Em primeiro, falhou na desorganização na festa do título do Sporting. É discutível se as autoridades dispunham dos meios necessários para controlar a euforia da conquista de um título após 19 anos de seca. Não obstante, foram tomadas decisões que deixam qualquer um a coçar a cabeça, especialmente a autorização da montagem de um ecrã gigante em Alvalade, onde, obviamente, se agregou uma enorme multidão. A justificação apresentada foi a falta de comunicação entre a Câmara Municipal de Lisboa (CML) e a PSP. Sabe-se que a última enviou por email o seu parecer negativo, email que entretanto se “perdeu”. A situação tornou-se mais caricata quando Fernando Medina, presidente da CML, afirmou que tal assunto não é competência da autarquia. Chega-se à conclusão de que, após mais de um ano em situação de pandemia, as autoridades não estão ainda esclarecidas para onde se devem dirigir para prevenir situações de alto risco, e que a própria (até agora desconhecida) autoridade competente não sabe como atuar perante uma circunstância com perfil de transmissão muito alto.


Em segundo, falhou na organização da final da Liga dos Campeões no Porto. Não é fácil compreender o porquê de Portugal ter sido o local escolhido para uma final totalmente inglesa, todavia, sabe-se que o Governo português teve que dar o “sim” para que tal acontecesse. Portugal é um país onde se respira futebol de modo que ser o anfitrião de uma final de tal relevância é sempre uma razão de orgulho. Mas não desta vez. Talvez tenha sido este orgulho irrisório, ou o pequeno incentivo ao turismo que era esperado, ou talvez até tenha sido uma forma de promoção de Portugal como um país seguro do vírus em televisões por todo o mundo que levaram o Estado a aceitar a final da prova. Por quaisquer razões que tenham sido, nenhuma parece ser suficiente para justificar as possíveis consequências. Juntaram-se no Porto os elementos para a tempestade perfeita – adeptos ingleses fervorosos, álcool e calor – e o esperado aconteceu: não houve qualquer respeito pelas regras, tanto cívicas como sanitárias, com a maioria das medidas de controlo a revelarem-se ineficazes. O que se sucedeu no Porto transpareceu uma conivência do Estado para o desrespeito total às medidas de controlo da pandemia em certas situações, abrindo precedente para outras tantas situações propícias a ajuntamentos em massa numa altura oportuna para tal, como é o verão.

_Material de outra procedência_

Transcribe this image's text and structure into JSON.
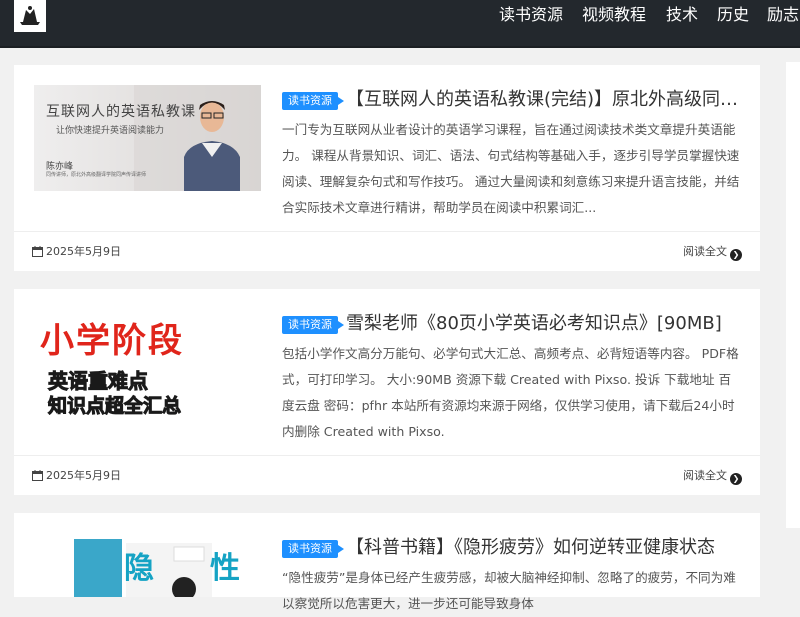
{
  "nav": {
    "items": [
      "读书资源",
      "视频教程",
      "技术",
      "历史",
      "励志"
    ]
  },
  "posts": [
    {
      "category": "读书资源",
      "title": "【互联网人的英语私教课(完结)】原北外高级同传讲师陈亦峰",
      "excerpt": "一门专为互联网从业者设计的英语学习课程，旨在通过阅读技术类文章提升英语能力。 课程从背景知识、词汇、语法、句式结构等基础入手，逐步引导学员掌握快速阅读、理解复杂句式和写作技巧。 通过大量阅读和刻意练习来提升语言技能，并结合实际技术文章进行精讲，帮助学员在阅读中积累词汇...",
      "date": "2025年5月9日",
      "read_more": "阅读全文",
      "thumb": {
        "line1": "互联网人的英语私教课",
        "line2": "让你快速提升英语阅读能力",
        "name": "陈亦峰",
        "desc": "同传讲师，原北外高级翻译学院同声传译讲师"
      }
    },
    {
      "category": "读书资源",
      "title": "雪梨老师《80页小学英语必考知识点》[90MB]",
      "excerpt": "包括小学作文高分万能句、必学句式大汇总、高频考点、必背短语等内容。 PDF格式，可打印学习。 大小:90MB 资源下载 Created with Pixso. 投诉 下载地址 百度云盘 密码：pfhr 本站所有资源均来源于网络，仅供学习使用，请下载后24小时内删除 Created with Pixso.",
      "date": "2025年5月9日",
      "read_more": "阅读全文",
      "thumb": {
        "line1": "小学阶段",
        "line2": "英语重难点",
        "line3": "知识点超全汇总"
      }
    },
    {
      "category": "读书资源",
      "title": "【科普书籍】《隐形疲劳》如何逆转亚健康状态",
      "excerpt": "“隐性疲劳”是身体已经产生疲劳感，却被大脑神经抑制、忽略了的疲劳，不同为难以察觉所以危害更大，进一步还可能导致身体",
      "date": "",
      "read_more": "",
      "thumb": {
        "line1": "隐",
        "line2": "性"
      }
    }
  ],
  "colors": {
    "topbar": "#23282d",
    "badge": "#1e90ff",
    "page_bg": "#f1f1f1"
  }
}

A sensação de injustiça paira no ar. Todo o português que teve de fazer, ou ainda faz, algum tipo de sacrifício para sair deste enorme buraco, tem agora de assistir a uma espécie de sátira de todos os seus esforços, com autoria do Estado. Com o processo de vacinação a desenrolar-se com sucesso e o fim da pandemia no horizonte, seria esperado um maior rigor do Governo. Porém não só foi passada uma ideia de leviandade do Estado face à pandemia, quando este pede a maior seriedade e paciência à população nesta altura crítica, como também a ideia de que o Estado teima em cair nos mesmos erros do passado. O verão está a chegar, o país vai entrar em movimento pelo que resta agora saber se os infelizes eventos mencionados desencadearão uma repetição do cenário do último Natal, relembrando a ameaça da preocupante variante indiana que já se instalou no nosso país. A postura do “façam o que eu digo, não façam o que eu faço” que o Estado parece estar a adotar não vai, com certeza, ser bem recebida pelos portugueses, já muito cansados da pandemia, ao passo que o resultado final de todo o progresso feito até agora pode ficar comprometido devido a este verdadeiro “autogolo” do Estado. Esperemos todos que a margem de vantagem seja suficiente para o deixar irrelevante.